Uruguayan banks have made significant progress in their awareness of this issue and the Equator Principles (86%), the ESG benchmark for the region’s financial institutions. However, only 29% of institutions have already adopted these principles, above the 10% reported by Argentine banks the first time we conducted the survey, and greater understanding is necessary for their adoption.
As in other countries in the region, one interesting conclusion has emerged regarding the application of sustainability criteria by banks: 57% of respondents agree that some minimum criteria should be mandatory, while 29% said that sustainability policies should be advocated and promoted by the regulator, but not imposed compulsorily.
Similarly, indicative of their interest, the majority of Uruguayan banks (71%) has already formed a team to oversee ESG issues. However, these teams are multi-disciplinary with little specific ESG experience. Banks in the country have started to apply exclusion lists, but with little homogeneity, and the use of ESG risk management systems is not widespread.
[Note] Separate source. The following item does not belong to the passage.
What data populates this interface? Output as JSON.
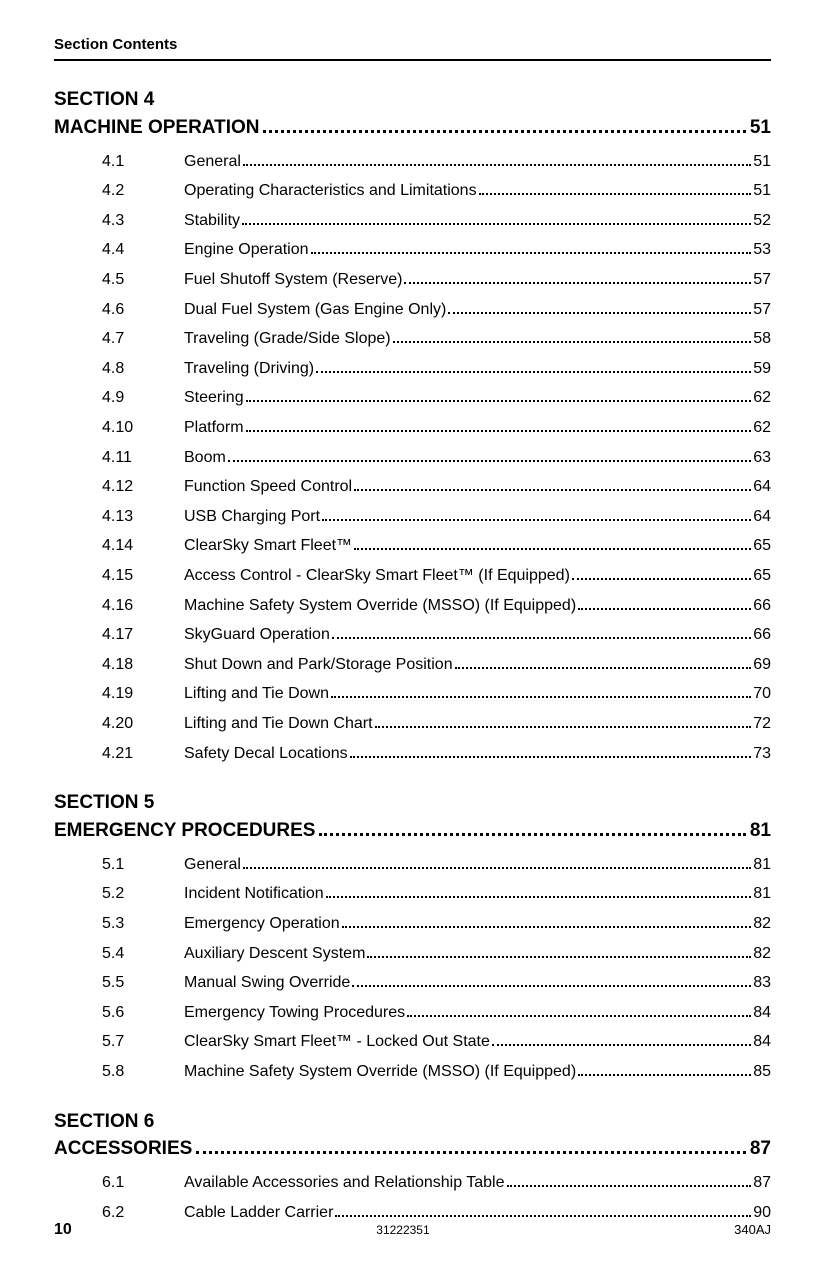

With regard to the inclusion of ESG aspects in operational analysis, Uruguayan banks are currently behind their regional peers. 57% of respondents said that they are currently evaluating ESG criteria or have taken them into account in some of their operations. However, 71% of respondents do not define ESG criteria upon granting loans, and only 43% have fully adopted a written environmental and social risk analysis policy.
In view of the above, we can conclude that Uruguayan banks have made significant progress on ESG risk management in their internal operations, with sustainable supply chain management standing out in some cases. However, this progress is not reflected in their loan portfolio management, which represents both a major opportunity and a necessity for banks to support the financing needs of this decade. Are we on the right track? Yes, of course.
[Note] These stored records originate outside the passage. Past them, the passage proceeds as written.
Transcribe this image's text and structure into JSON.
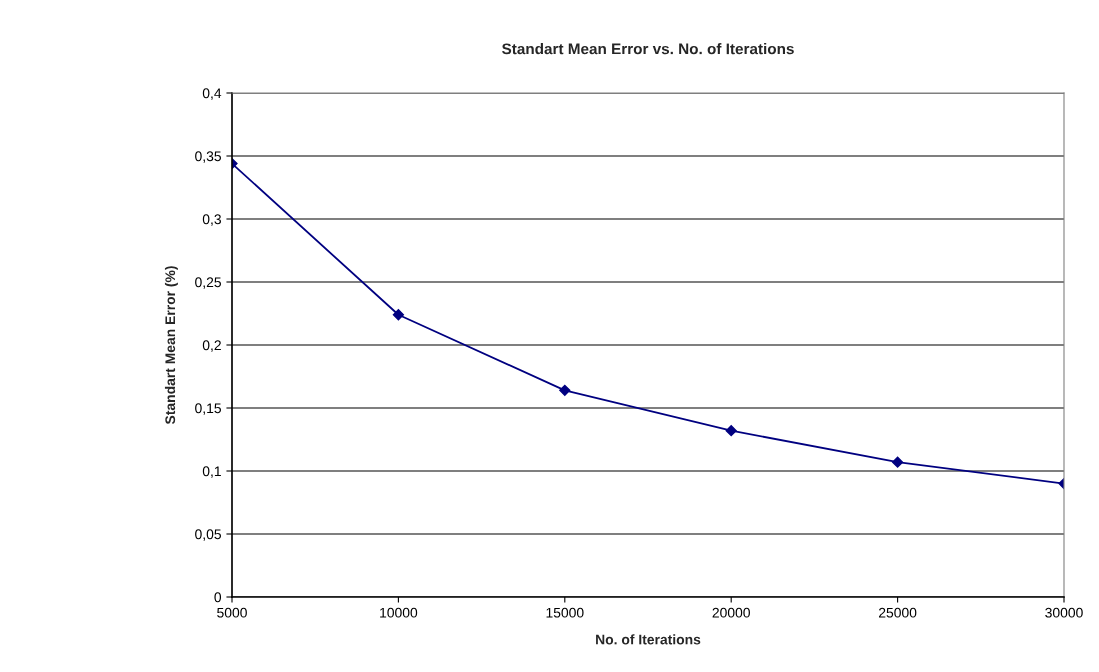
{
  "chart_data": {
    "type": "line",
    "title": "Standart Mean Error vs. No. of Iterations",
    "xlabel": "No. of Iterations",
    "ylabel": "Standart Mean Error (%)",
    "x": [
      5000,
      10000,
      15000,
      20000,
      25000,
      30000
    ],
    "series": [
      {
        "color": "#000080",
        "values": [
          0.344,
          0.224,
          0.164,
          0.132,
          0.107,
          0.09
        ]
      }
    ],
    "xlim": [
      5000,
      30000
    ],
    "xticks": [
      5000,
      10000,
      15000,
      20000,
      25000,
      30000
    ],
    "ylim": [
      0,
      0.4
    ],
    "yticks": [
      {
        "value": 0,
        "label": "0"
      },
      {
        "value": 0.05,
        "label": "0,05"
      },
      {
        "value": 0.1,
        "label": "0,1"
      },
      {
        "value": 0.15,
        "label": "0,15"
      },
      {
        "value": 0.2,
        "label": "0,2"
      },
      {
        "value": 0.25,
        "label": "0,25"
      },
      {
        "value": 0.3,
        "label": "0,3"
      },
      {
        "value": 0.35,
        "label": "0,35"
      },
      {
        "value": 0.4,
        "label": "0,4"
      }
    ],
    "grid": "y",
    "marker": "diamond",
    "line_style": "solid",
    "legend": false
  }
}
Even though 57% of banks said that they publish sustainability reports, none of these reports include a taxonomy of their loan portfolio or a classification of the various commercial products offered (green, social, or sustainable) with their corresponding ESG risk management or contribution to Sustainable Development Goals (SDGs). Not all banks keep a record of loans granted that are related to ESG issues, and a clear taxonomy of the loan portfolio has only been detected in a single case.
We can conclude that joining forces and standardizing criteria are the most urgent steps for the development of sustainable finance in Uruguay. Public investment alone cannot achieve these goals. For that reason, promoting a sustainable finance roadmap is key, and now is a great moment for the country to do this.
The recently launched Public-Private Sustainable Finance Roundtable, which brings together public and private-sectors players, will contribute to this goal by galvanizing the industry as a whole to take action on ESG issues. Along the same lines, the country’s efforts to develop a sovereign SLB complement and strengthen the mainstreaming of climate policy, as well as sending a signal to all financial institutions. There is even support from academia, with the University of the Republic’s Faculty of Economics and Administration incorporating a Sustainable Finance Unit in its Master of Finance program.